Thursday, 12 April 2012

A Wellcome Trust

The Wellcome Trust has recently thrown its weight behind proposals to publish scientific papers online, for free. Wellcome indeed!
Today, downloads of scientific papers are charged for. Publishers claim that the charge represents the value they add in editing and distributing the papers. I know from personal experience that these charges put off amateur research.
According to the BBC, 90% of the papers submitted to Nature are rejected. Are the claims of publishers that they provide a valuable quality control service, valid? Or can we use the Internet to do the same job?
Perhaps appropriately qualified scientists should be allowed to rate each paper they read. Allowing PhD graduates to grade the paper and add comments could be very beneficial. They may also advocate links to othe papers they prefer.

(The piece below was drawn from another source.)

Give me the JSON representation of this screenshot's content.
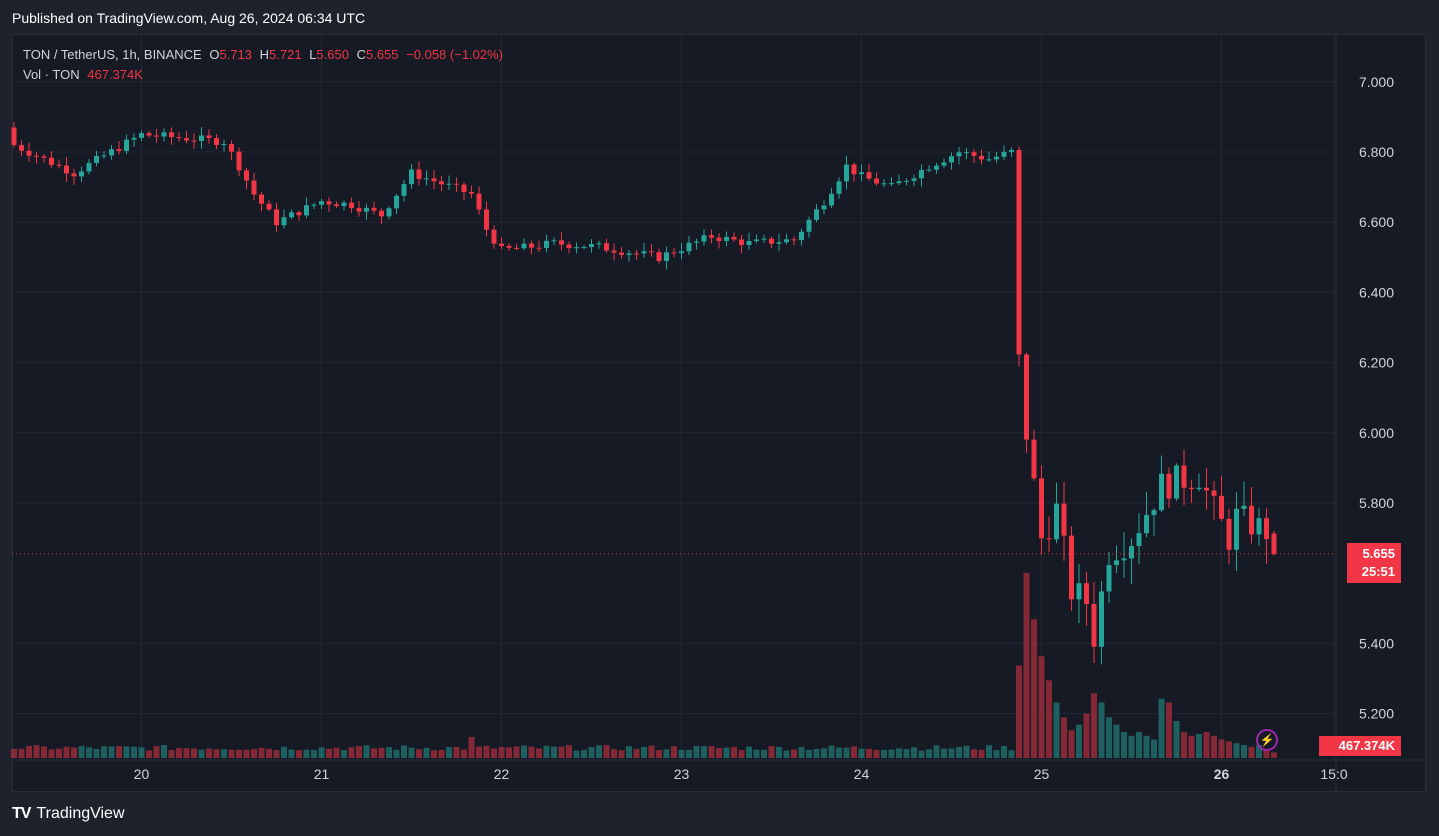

Such a system wouldn't be impossible: there are already databases of PhD graduates such as this.
Freeing up the scientific information could significantly enhance Interactive Democracy!

1 comment:

Amanda said...

There is a website that allows researchers to publish and make available for other researchers to comment upon and build upon, their hope is to make scientific research more efficient through publishing even null results to prevent a repetition of non-productive experiments. The site uses creative commons to allow the sharing of research whilst allowing the users to hold ownership of their material. The site is called figshare ( is based in London. This may just fit some of the criteria you mention.